University of Western Australia: Finding the geological Goldilocks zone for rare green metals

A new study by researchers from The University of Western Australia shows that the presence of temperature-dependent pulsating valves located at the base of the Earth’s crust intermittently allow green metals to pass upwards to shallower levels.

Professor Marco Fiorentini, from the Centre of Exploration Targeting in the School of Earth Sciences at UWA, is co-author of the study published in Nature Communications.

Professor Fiorentini said the metals – essential in the manufacturing of green technology such as battery storage devices, solar panels and wind turbines – were largely stored in the mantle of our planet at depths inaccessible to direct exploration.

“Fortunately, every now and then nature does most of the hard work for us,” he said.

“At times, green metals are extracted from the deep mantle and transported into the overlying shallower crust through the formation and build-up of large volcanic edifices.”

But Professor Fiorentini said the journey of these metals to their final deposition site was long and uncertain.

“In order for these valves to open, the ambient temperature at the base of the crust needs to be within a very tight temperature range,” Professor Fiorentini said.

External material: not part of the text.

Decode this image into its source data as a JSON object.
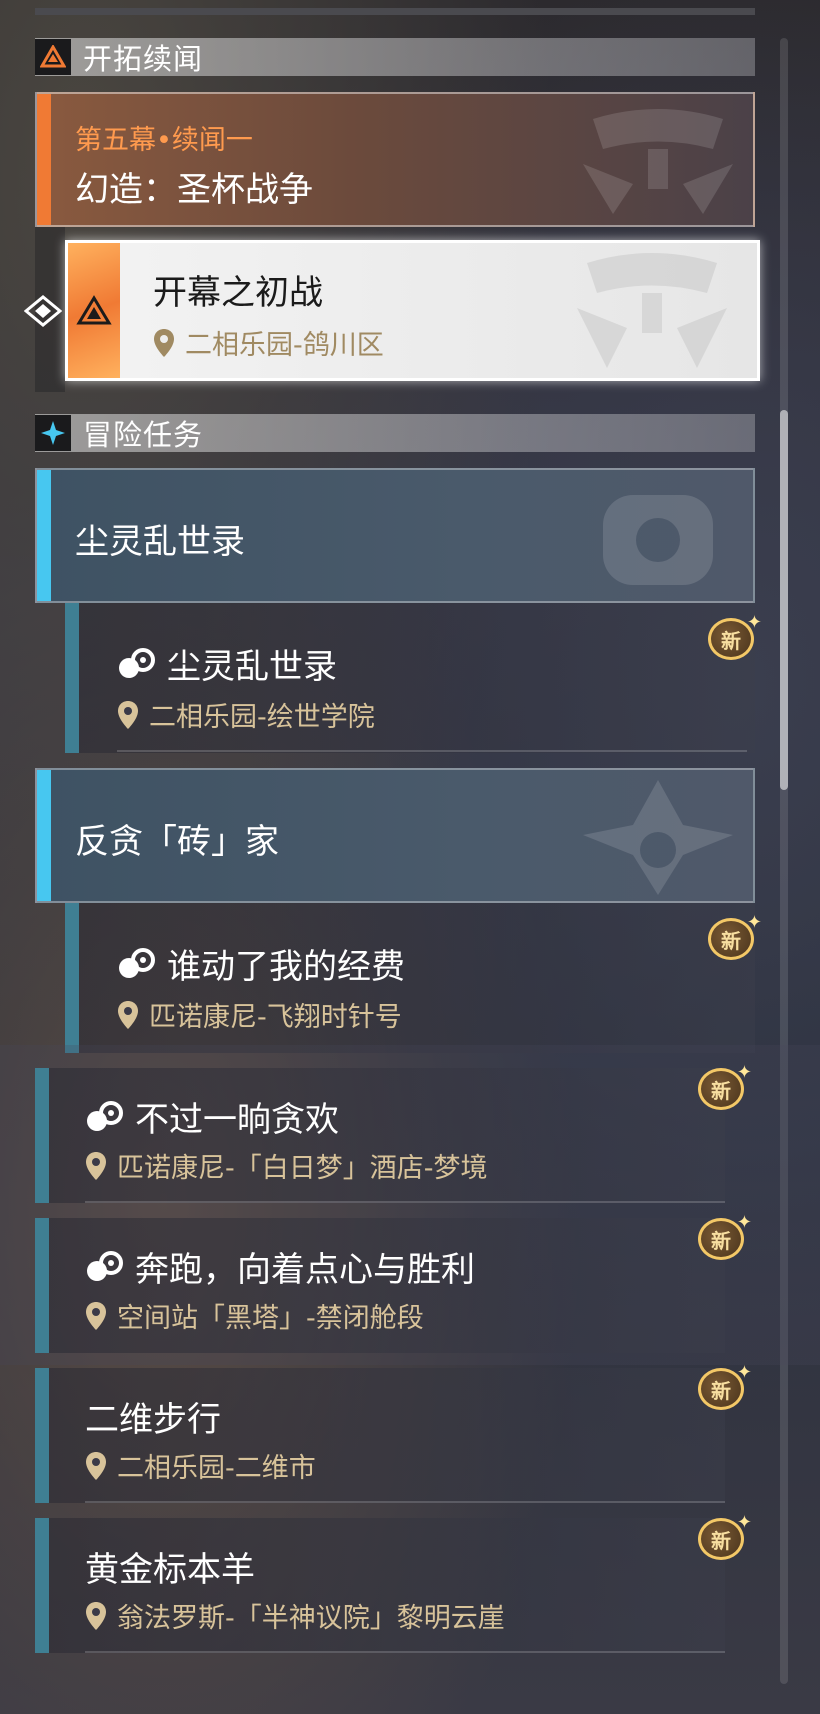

“If the temperature is either too hot or too cold, these valves remain shut and metals cannot pass through.

“And at various stages the metals can be lost on the way, becoming trapped at the interface between the mantle and the crust, before they can be found and mined.”

The finding sheds light on the planetary cycle of metals and will allow mining companies to carry out more targeted exploration, lowering the environmental footprint associated with the discovery and extraction of green metals.